Der ukrainische Oberbefehlshaber Waleryj Saluschnyj hatte zuvor von 122 Raketen und Marschflugkörpern sowie von 36 Drohnen gesprochen. Die Flugabwehr habe über 70 Prozent davon abfangen können. Der Angriff sei in mehreren Wellen aus verschiedenen Richtungen und unter Einsatz strategischer Bomber erfolgt.
Ziel der Angriffe seien Einrichtungen der zivilen und militärischen Infrastruktur sowie der Industrie gewesen. Über Einschläge und Schäden wurde aus Charkiw, Lwiw, Dnipro und der Hauptstadt Kiew berichtet. Explosionen gab es Medienberichten zufolge ebenfalls in Odessa, Chmelnyzkyj und Saporischschja. Auch aus den Städten Sumy und Konotop wurden nächtliche Angriffe gemeldet.
Tote und Verletzte
„Derart viele rote feindliche Ziele haben wir seit Langem nicht mehr auf unseren Monitoren gehabt“, sagte Luftwaffensprecher Jurij Ihnat am Freitag im ukrainischen Fernsehen. Es sei der bisher schwerste Luftangriffe auf die Ukraine gewesen. Die bisher höchste offiziell gemeldete Zahl russischer Raketen, die an einem Tag auf die Ukraine abgefeuert worden waren, lag bei über 90.
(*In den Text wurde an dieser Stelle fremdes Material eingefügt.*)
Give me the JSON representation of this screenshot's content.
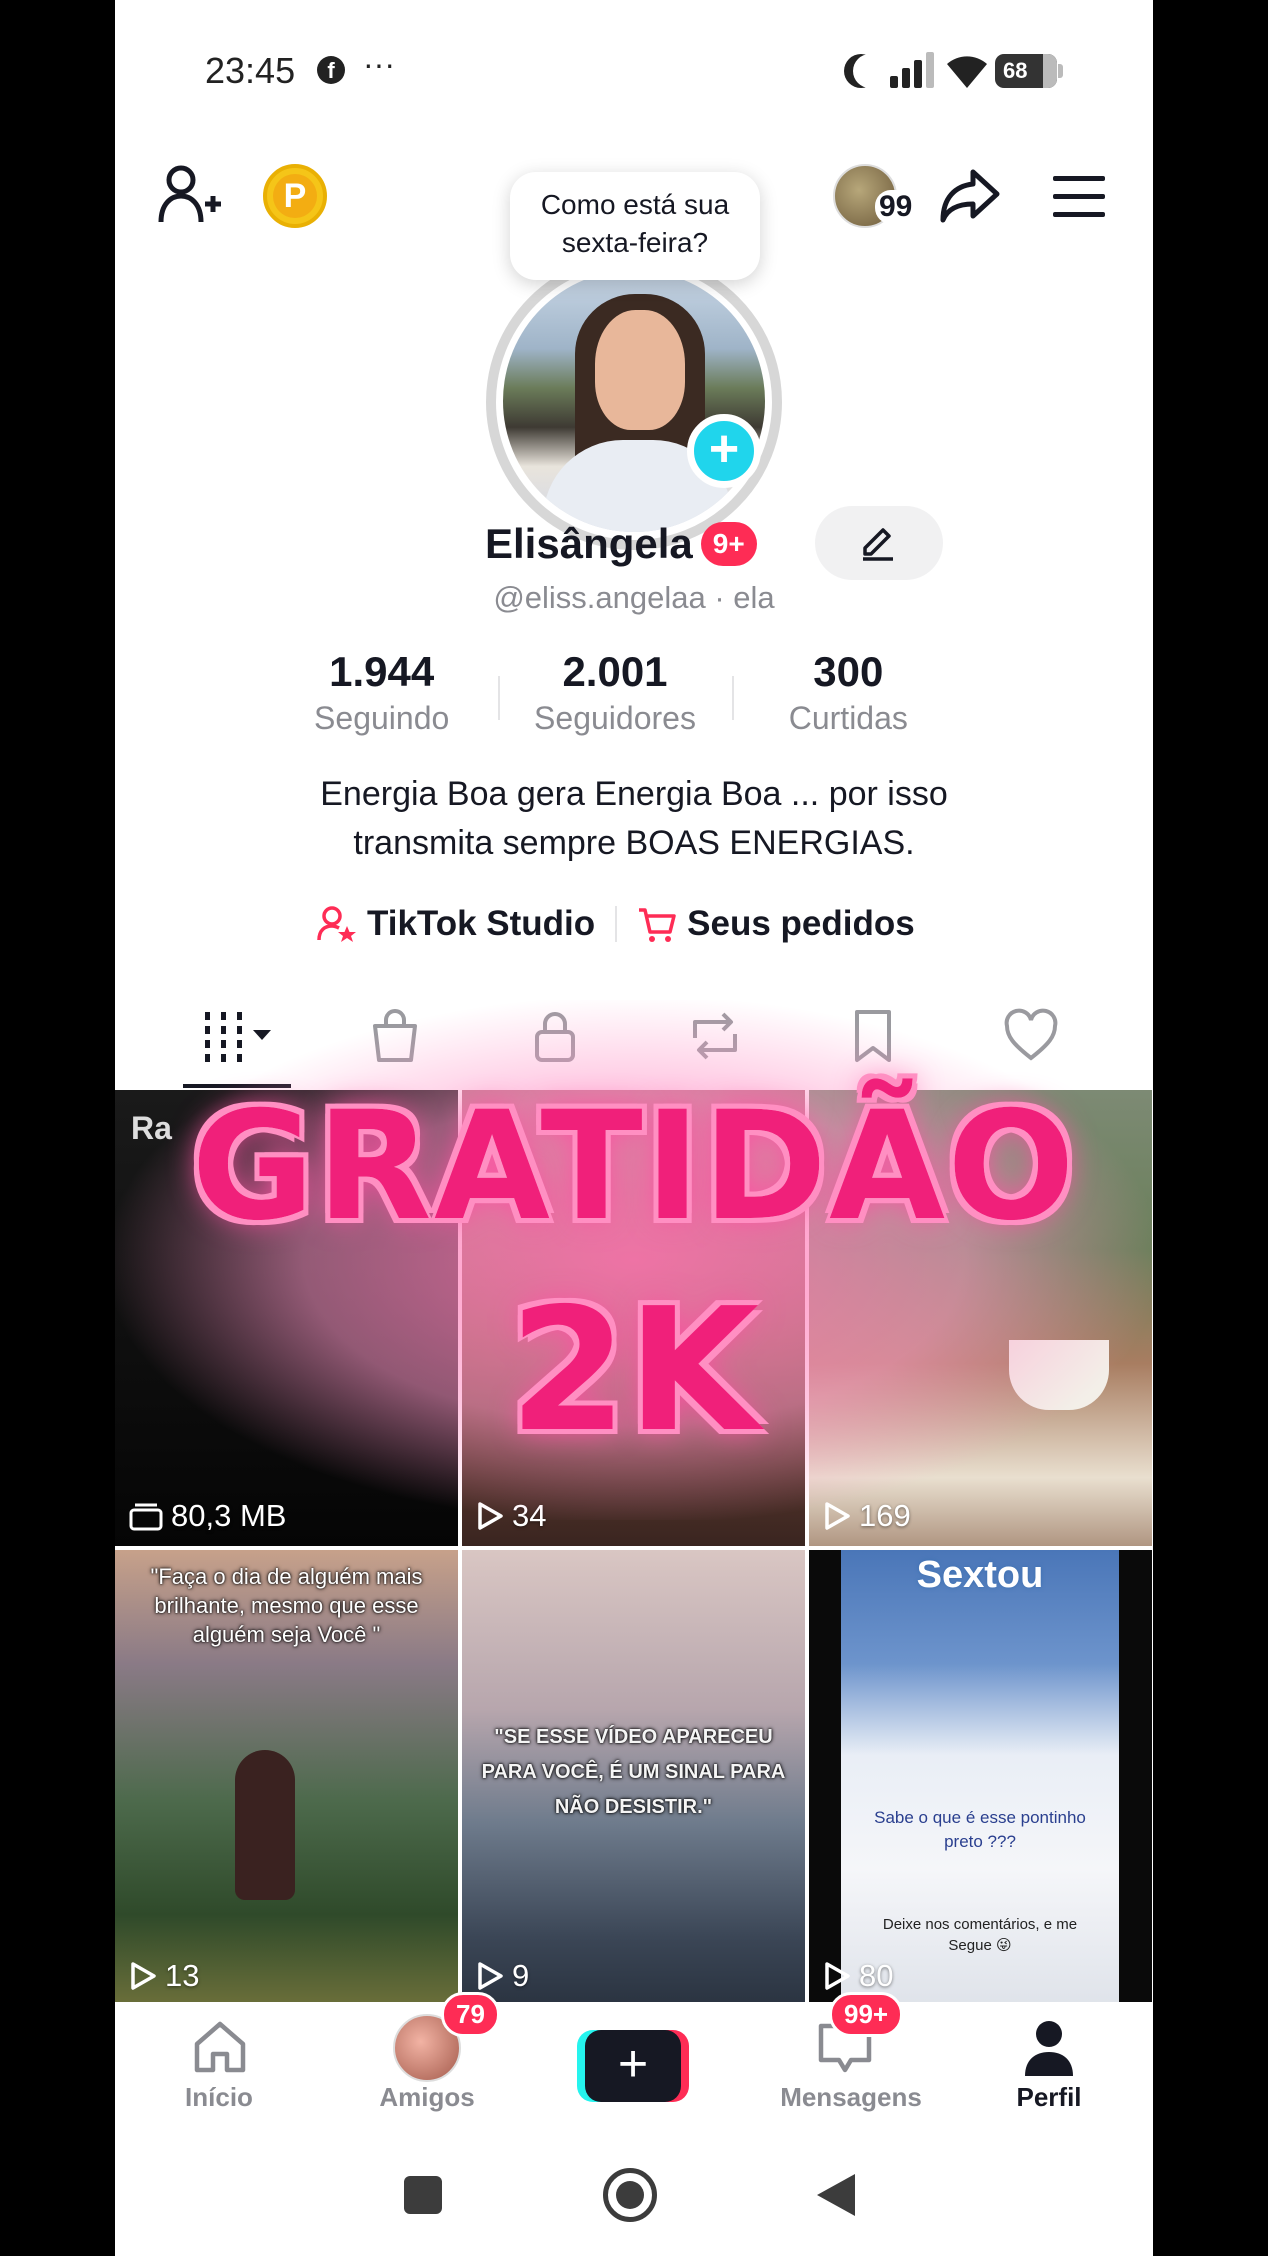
{
  "status_bar": {
    "time": "23:45",
    "more": "···",
    "battery": "68"
  },
  "top_nav": {
    "avatar_count": "99"
  },
  "tooltip": {
    "line1": "Como está sua",
    "line2": "sexta-feira?"
  },
  "profile": {
    "name": "Elisângela",
    "notif_badge": "9+",
    "handle": "@eliss.angelaa · ela",
    "stats": [
      {
        "value": "1.944",
        "label": "Seguindo"
      },
      {
        "value": "2.001",
        "label": "Seguidores"
      },
      {
        "value": "300",
        "label": "Curtidas"
      }
    ],
    "bio_line1": "Energia Boa gera Energia Boa ... por isso",
    "bio_line2": "transmita sempre BOAS ENERGIAS."
  },
  "links": {
    "studio": "TikTok Studio",
    "orders": "Seus pedidos"
  },
  "grid": {
    "first_label": "Ra",
    "items": [
      {
        "count": "80,3 MB",
        "type": "draft"
      },
      {
        "count": "34",
        "type": "play"
      },
      {
        "count": "169",
        "type": "play"
      },
      {
        "count": "13",
        "type": "play",
        "caption": "\"Faça o dia de alguém mais brilhante, mesmo que esse alguém seja Você \""
      },
      {
        "count": "9",
        "type": "play",
        "caption": "\"SE ESSE VÍDEO APARECEU PARA VOCÊ, É UM SINAL PARA NÃO DESISTIR.\""
      },
      {
        "count": "80",
        "type": "play",
        "title": "Sextou",
        "caption": "Sabe o que é esse pontinho preto ???",
        "caption2": "Deixe nos comentários, e me Segue 😜"
      }
    ]
  },
  "overlay": {
    "line1": "GRATIDÃO",
    "line2": "2K"
  },
  "bottom_nav": {
    "home": "Início",
    "friends": "Amigos",
    "friends_badge": "79",
    "messages": "Mensagens",
    "messages_badge": "99+",
    "profile": "Perfil"
  },
  "colors": {
    "accent": "#fe2c55",
    "cyan": "#20d5ec",
    "overlay_pink": "#f0207a"
  }
}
Bei den beispiellosen russischen Raketen- und Drohnenangriffen kamen laut offiziellen Angaben aus Kiew mindestens 31 Menschen ums Leben, über 150 wurden verletzt, wie die ukrainischen Behörden am Freitag mitteilten. Tote gab es demnach in Dnipro, Charkiw, Saporischschja, Odessa und der Hauptstadt Kiew.
Auch Hyperschallraketen eingesetzt
Laut dem Sprecher der ukrainischen Luftstreitkräfte flog von russischer Seite „praktisch alles, außer Kalibr-Marschflugkörper“. Eingesetzt worden seien Kinschal-Hyperschallraketen, ballistische Raketen des Typs S-300, verschiedene Marschflugkörper und weit reichende Drohnen iranischer Bauart. Etwa 18 strategische Bomber seien in der Luft gewesen.
Laut Regierung ist es in vier ukrainischen Regionen zu Stromausfällen gekommen. Betroffen davon seien der Norden und Süden des Landes, teilte das Energieministerium Freitagvormittag mit.
Schwere russische Angriffe auf die Ukraine
Russland hat die schwersten Luftangriffe seit Beginn des Angriffskrieges auf die Ukraine ausgeführt. Ziel waren mehrere Städte, darunter auch die Hauptstadt Kiew.
Klitschko: Luftabwehr in Kiew im Großeinsatz
In Kiew war die Luftabwehr nach Angaben von Bürgermeister Witali Klitschko im Großeinsatz. Es gebe eine Raketenwarnung für die Hauptstadt, Explosionen seien zu hören, schrieb Klitschko in der Früh auf dem Kurznachrichtendienst Telegram. Danach meldete die Nachrichtenagentur Reuters, ein mehrstöckiges Wohnhaus sowie eine Lagerhalle stünden in Kiew in Flammen.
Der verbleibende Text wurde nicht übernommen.